Establishment and characterization of androgen-independent human prostate cancer cell lines, LN-REC4 and LNCaP-SF, from LNCaP
Article first published online: 10 APR 2007
International Journal of Urology
Volume 14, Issue 3, pages 233–239, March 2007
How to Cite
Iwasa, Y., Mizokami, A., Miwa, S., Koshida, K. and Namiki, M. (2007), Establishment and characterization of androgen-independent human prostate cancer cell lines, LN-REC4 and LNCaP-SF, from LNCaP. International Journal of Urology, 14: 233–239. doi: 10.1111/j.1442-2042.2007.01532.x
- Issue published online: 10 APR 2007
- Article first published online: 10 APR 2007
- Received 22 December 2005; accepted 24 February 2006.
- prostate cancer
Aim: To investigate the mechanisms of androgen-independent growth in prostate cancer (PCa), we established two PCa cell lines, LN-REC4 and LNCaP-SF, from the androgen-dependent PCa cell line, LNCaP.
Materials and methods: LN-Pre and LN-REC4 cells were generated from LNCaP tumors grown on intact and castrated severe combined immunodeficient (SCID) mouse, respectively. After we cultured LNCaP cells under a steroid-free conditions for 6 months in vitro, LNCaP-SF cells were established. To show the character of LN-REC4 and LNCaP-SF cells, androgen sensitivity was investigated through examination of growth rate, and prostate-specific antigen (PSA), androgen receptor (AR), p21, p27, and cyclin D1 expression were examined by reverse transcription-polymerase chain reaction (RT-PCR). Angiogenesis assay in vitro was carried out using conditioned medium. To examine the expression level of vascular endothelial growth factor (VEGF), RT-PCR and enzyme-linked immunosorbent assay were also done.

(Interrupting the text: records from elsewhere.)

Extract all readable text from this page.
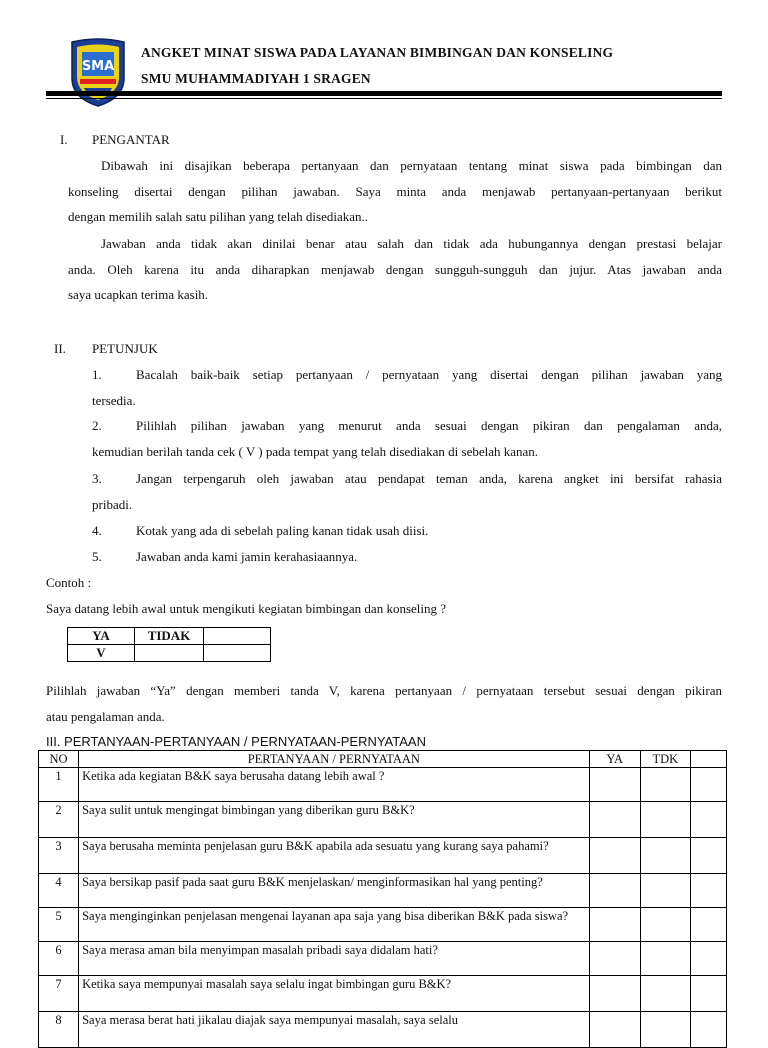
SMA
ANGKET MINAT SISWA PADA LAYANAN BIMBINGAN DAN KONSELING
SMU MUHAMMADIYAH 1 SRAGEN
I. PENGANTAR
Dibawah ini disajikan beberapa pertanyaan dan pernyataan tentang minat siswa pada bimbingan dan
konseling disertai dengan pilihan jawaban. Saya minta anda menjawab pertanyaan-pertanyaan berikut
dengan memilih salah satu pilihan yang telah disediakan..
Jawaban anda tidak akan dinilai benar atau salah dan tidak ada hubungannya dengan prestasi belajar
anda. Oleh karena itu anda diharapkan menjawab dengan sungguh-sungguh dan jujur. Atas jawaban anda
saya ucapkan terima kasih.
II. PETUNJUK
1.	Bacalah baik-baik setiap pertanyaan / pernyataan yang disertai dengan pilihan jawaban yang
tersedia.
2.	Pilihlah pilihan jawaban yang menurut anda sesuai dengan pikiran dan pengalaman anda,
kemudian berilah tanda cek ( V ) pada tempat yang telah disediakan di sebelah kanan.
3.	Jangan terpengaruh oleh jawaban atau pendapat teman anda, karena angket ini bersifat rahasia
pribadi.
4.	Kotak yang ada di sebelah paling kanan tidak usah diisi.
5.	Jawaban anda kami jamin kerahasiaannya.
Contoh :
Saya datang lebih awal untuk mengikuti kegiatan bimbingan dan konseling ?
YA	TIDAK	
V		
Pilihlah jawaban “Ya” dengan memberi tanda V, karena pertanyaan / pernyataan tersebut sesuai dengan pikiran
atau pengalaman anda.
III. PERTANYAAN-PERTANYAAN / PERNYATAAN-PERNYATAAN
NO	PERTANYAAN / PERNYATAAN	YA	TDK	
1	Ketika ada kegiatan B&K saya berusaha datang lebih awal ?			
2	Saya sulit untuk mengingat bimbingan yang diberikan guru B&K?			
3	Saya berusaha meminta penjelasan guru B&K apabila ada sesuatu yang kurang saya pahami?			
4	Saya bersikap pasif pada saat guru B&K menjelaskan/ menginformasikan hal yang penting?			
5	Saya menginginkan penjelasan mengenai layanan apa saja yang bisa diberikan B&K pada siswa?			
6	Saya merasa aman bila menyimpan masalah pribadi saya didalam hati?			
7	Ketika saya mempunyai masalah saya selalu ingat bimbingan guru B&K?			
8	Saya merasa berat hati jikalau diajak saya mempunyai masalah, saya selalu			
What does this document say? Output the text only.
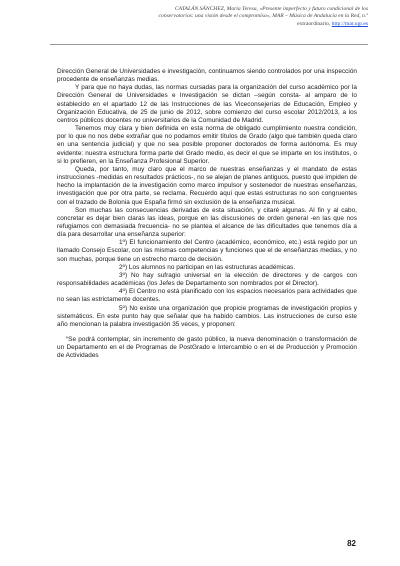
CATALÁN SÁNCHEZ, María Teresa, «Presente imperfecto y futuro condicional de los
conservatorios: una visión desde el compromiso», MAR – Música de Andalucía en la Red, n.º
extraordinario, http://mar.ugr.es

Dirección General de Universidades e investigación, continuamos siendo controlados por una inspección procedente de enseñanzas medias.

Y para que no haya dudas, las normas cursadas para la organización del curso académico por la Dirección General de Universidades e Investigación se dictan –según consta- al amparo de lo establecido en el apartado 12 de las Instrucciones de las Viceconsejerías de Educación, Empleo y Organización Educativa, de 25 de junio de 2012, sobre comienzo del curso escolar 2012/2013, a los centros públicos docentes no universitarios de la Comunidad de Madrid.

Tenemos muy clara y bien definida en esta norma de obligado cumplimiento nuestra condición, por lo que no nos debe extrañar que no podamos emitir títulos de Grado (algo que también queda claro en una sentencia judicial) y que no sea posible proponer doctorados de forma autónoma. Es muy evidente: nuestra estructura forma parte del Grado medio, es decir el que se imparte en los institutos, o si lo prefieren, en la Enseñanza Profesional Superior.

Queda, por tanto, muy claro que el marco de nuestras enseñanzas y el mandato de estas instrucciones -medidas en resultados prácticos-, no se alejan de planes antiguos, puesto que impiden de hecho la implantación de la investigación como marco impulsor y sostenedor de nuestras enseñanzas, investigación que por otra parte, se reclama. Recuerdo aquí que estas estructuras no son congruentes con el trazado de Bolonia que España firmó sin exclusión de la enseñanza musical.

Son muchas las consecuencias derivadas de esta situación, y citaré algunas. Al fin y al cabo, concretar es dejar bien claras las ideas, porque en las discusiones de orden general -en las que nos refugiamos con demasiada frecuencia- no se plantea el alcance de las dificultades que tenemos día a día para desarrollar una enseñanza superior:

1º) El funcionamiento del Centro (académico, económico, etc.) está regido por un llamado Consejo Escolar, con las mismas competencias y funciones que el de enseñanzas medias, y no son muchas, porque tiene un estrecho marco de decisión.

2º) Los alumnos no participan en las estructuras académicas.

3º) No hay sufragio universal en la elección de directores y de cargos con responsabilidades académicas (los Jefes de Departamento son nombrados por el Director).

4º) El Centro no está planificado con los espacios necesarios para actividades que no sean las estrictamente docentes.

5º) No existe una organización que propicie programas de investigación propios y sistemáticos. En este punto hay que señalar que ha habido cambios. Las instrucciones de curso este año mencionan la palabra investigación 35 veces, y proponen:

“Se podrá contemplar, sin incremento de gasto público, la nueva denominación o transformación de un Departamento en el de Programas de PostGrado e Intercambio o en el de Producción y Promoción de Actividades

82
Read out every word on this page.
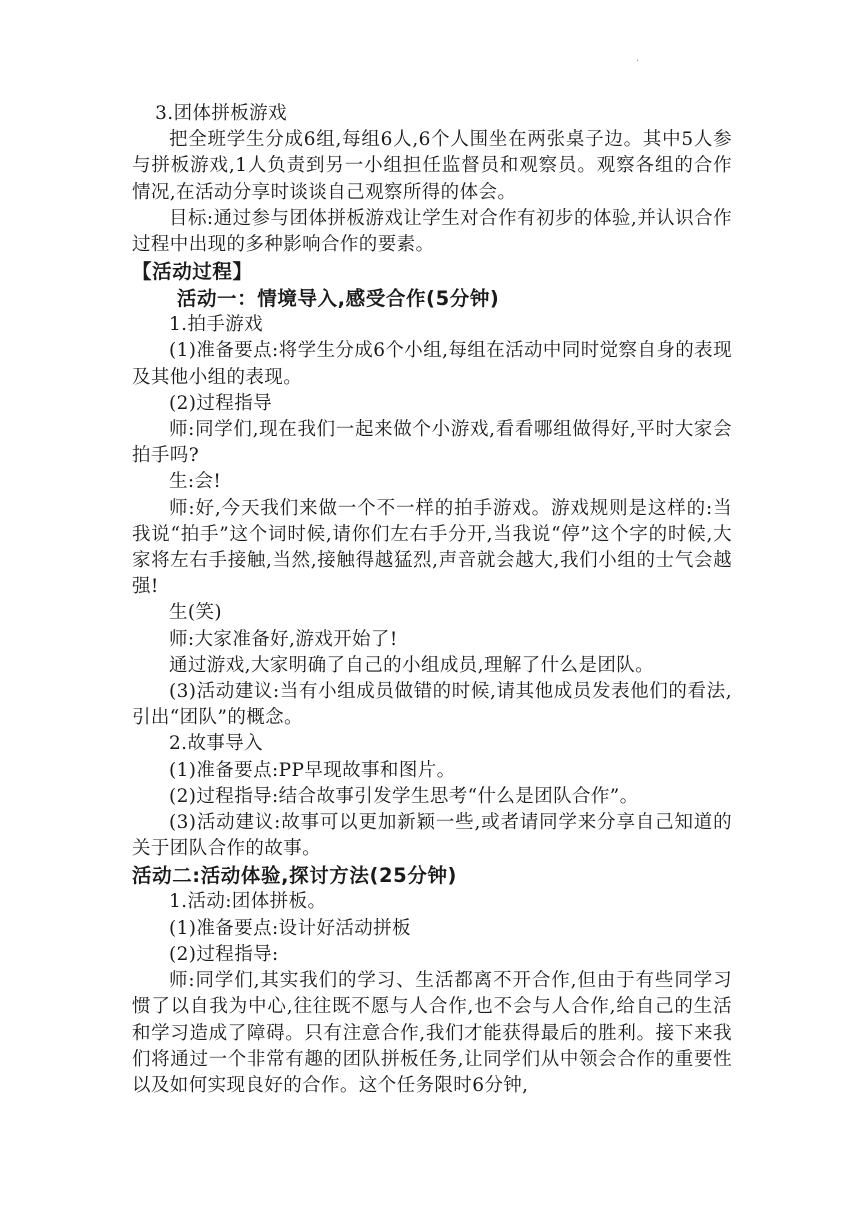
·
3.团体拼板游戏
把全班学生分成6组,每组6人,6个人围坐在两张桌子边。其中5人参与拼板游戏,1人负责到另一小组担任监督员和观察员。观察各组的合作情况,在活动分享时谈谈自己观察所得的体会。
目标:通过参与团体拼板游戏让学生对合作有初步的体验,并认识合作过程中出现的多种影响合作的要素。
【活动过程】
活动一：情境导入,感受合作(5分钟)
1.拍手游戏
(1)准备要点:将学生分成6个小组,每组在活动中同时觉察自身的表现及其他小组的表现。
(2)过程指导
师:同学们,现在我们一起来做个小游戏,看看哪组做得好,平时大家会拍手吗?
生:会!
师:好,今天我们来做一个不一样的拍手游戏。游戏规则是这样的:当我说“拍手”这个词时候,请你们左右手分开,当我说“停”这个字的时候,大家将左右手接触,当然,接触得越猛烈,声音就会越大,我们小组的士气会越强!
生(笑)
师:大家准备好,游戏开始了!
通过游戏,大家明确了自己的小组成员,理解了什么是团队。
(3)活动建议:当有小组成员做错的时候,请其他成员发表他们的看法,引出“团队”的概念。
2.故事导入
(1)准备要点:PP早现故事和图片。
(2)过程指导:结合故事引发学生思考“什么是团队合作”。
(3)活动建议:故事可以更加新颖一些,或者请同学来分享自己知道的关于团队合作的故事。
活动二:活动体验,探讨方法(25分钟)
1.活动:团体拼板。
(1)准备要点:设计好活动拼板
(2)过程指导:
师:同学们,其实我们的学习、生活都离不开合作,但由于有些同学习惯了以自我为中心,往往既不愿与人合作,也不会与人合作,给自己的生活和学习造成了障碍。只有注意合作,我们才能获得最后的胜利。接下来我们将通过一个非常有趣的团队拼板任务,让同学们从中领会合作的重要性以及如何实现良好的合作。这个任务限时6分钟,
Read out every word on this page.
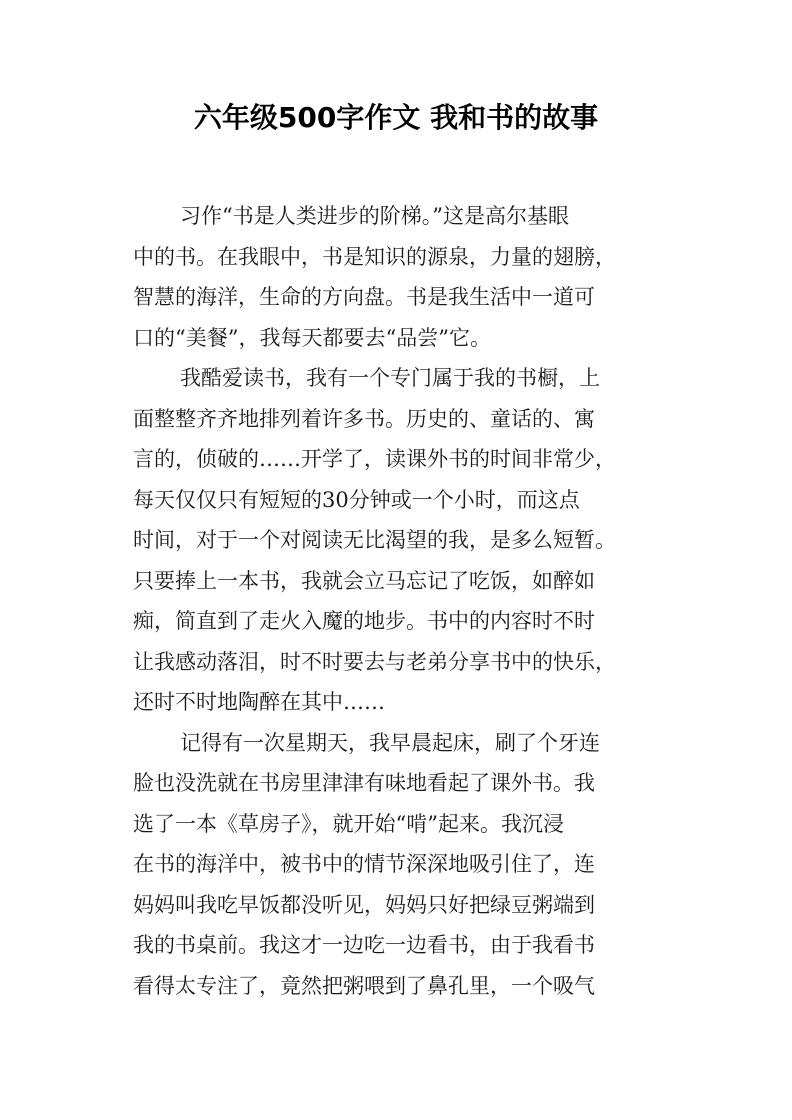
六年级500字作文 我和书的故事
习作“书是人类进步的阶梯。”这是高尔基眼
中的书。在我眼中，书是知识的源泉，力量的翅膀，
智慧的海洋，生命的方向盘。书是我生活中一道可
口的“美餐”，我每天都要去“品尝”它。
我酷爱读书，我有一个专门属于我的书橱，上
面整整齐齐地排列着许多书。历史的、童话的、寓
言的，侦破的……开学了，读课外书的时间非常少，
每天仅仅只有短短的30分钟或一个小时，而这点
时间，对于一个对阅读无比渴望的我，是多么短暂。
只要捧上一本书，我就会立马忘记了吃饭，如醉如
痴，简直到了走火入魔的地步。书中的内容时不时
让我感动落泪，时不时要去与老弟分享书中的快乐，
还时不时地陶醉在其中……
记得有一次星期天，我早晨起床，刷了个牙连
脸也没洗就在书房里津津有味地看起了课外书。我
选了一本《草房子》，就开始“啃”起来。我沉浸
在书的海洋中，被书中的情节深深地吸引住了，连
妈妈叫我吃早饭都没听见，妈妈只好把绿豆粥端到
我的书桌前。我这才一边吃一边看书，由于我看书
看得太专注了，竟然把粥喂到了鼻孔里，一个吸气
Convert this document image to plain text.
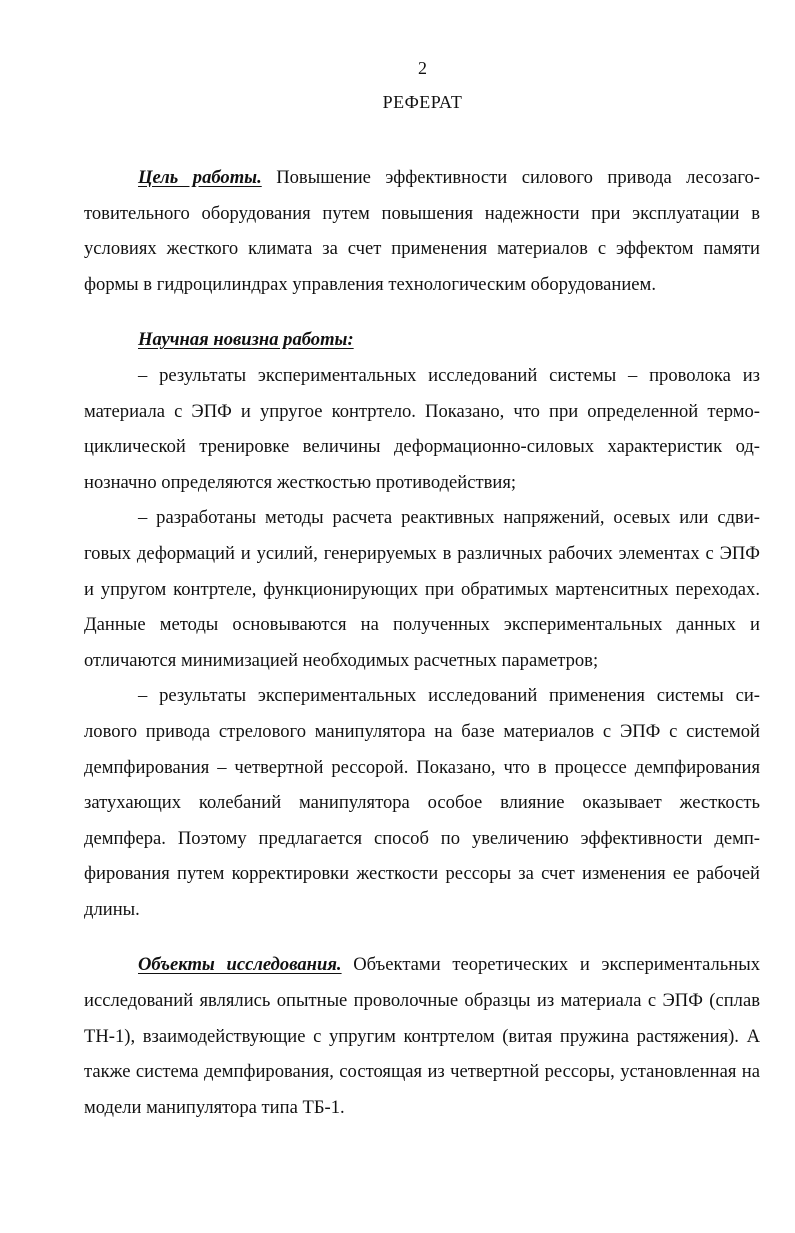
2
РЕФЕРАТ

Цель работы. Повышение эффективности силового привода лесозаготовительного оборудования путем повышения надежности при эксплуатации в условиях жесткого климата за счет применения материалов с эффектом памяти формы в гидроцилиндрах управления технологическим оборудованием.

Научная новизна работы:

– результаты экспериментальных исследований системы – проволока из материала с ЭПФ и упругое контртело. Показано, что при определенной термоциклической тренировке величины деформационно-силовых характеристик однозначно определяются жесткостью противодействия;

– разработаны методы расчета реактивных напряжений, осевых или сдвиговых деформаций и усилий, генерируемых в различных рабочих элементах с ЭПФ и упругом контртеле, функционирующих при обратимых мартенситных переходах. Данные методы основываются на полученных экспериментальных данных и отличаются минимизацией необходимых расчетных параметров;

– результаты экспериментальных исследований применения системы силового привода стрелового манипулятора на базе материалов с ЭПФ с системой демпфирования – четвертной рессорой. Показано, что в процессе демпфирования затухающих колебаний манипулятора особое влияние оказывает жесткость демпфера. Поэтому предлагается способ по увеличению эффективности демпфирования путем корректировки жесткости рессоры за счет изменения ее рабочей длины.

Объекты исследования. Объектами теоретических и экспериментальных исследований являлись опытные проволочные образцы из материала с ЭПФ (сплав ТН-1), взаимодействующие с упругим контртелом (витая пружина растяжения). А также система демпфирования, состоящая из четвертной рессоры, установленная на модели манипулятора типа ТБ-1.
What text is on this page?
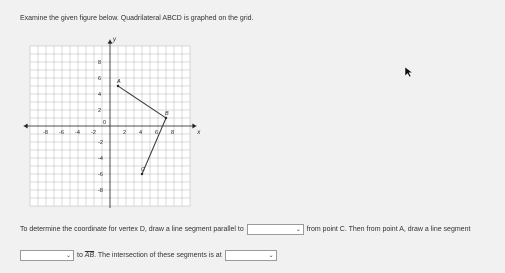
Examine the given figure below. Quadrilateral ABCD is graphed on the grid.
x
y
-8 -6 -4 -2	2 4 6 8
8
6
4
2
-2
-4
-6
-8
0
A
B
C
To determine the coordinate for vertex D, draw a line segment parallel to	⌄ from point C. Then from point A, draw a line segment
⌄ to
$\overline{AB}$ . The intersection of these segments is at	⌄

Results and conclusions: LN-REC4 cells proliferated better than LNCaP cells in castrated mice and did well irrespective of castration, although responsiveness for androgen of LN-REC4 cells attenuated less than that of LNCaP cells in vitro. LNCaP-SF cells in castrated mice proliferated more rapidly than in normal mice. The PSA expression in LNCaP-SF cells was still induced by androgen. Expression of AR, p21, p27 and cyclin D1 were not changed in LN-REC4 and LNCaP-SF cells. Angiogenesis assay showed that both cells stimulated angiogenesis. LN-REC4 induced VEGF more than LNCaP and LN-Pre cells. However, expression of VEGF per cell in LNCaP-SF was lower than LNCaP cells, suggesting that other factors might be involved in angiogenesis. These cell lines might be a useful tool for researching androgen-independent growth and treatments of recurred PCa.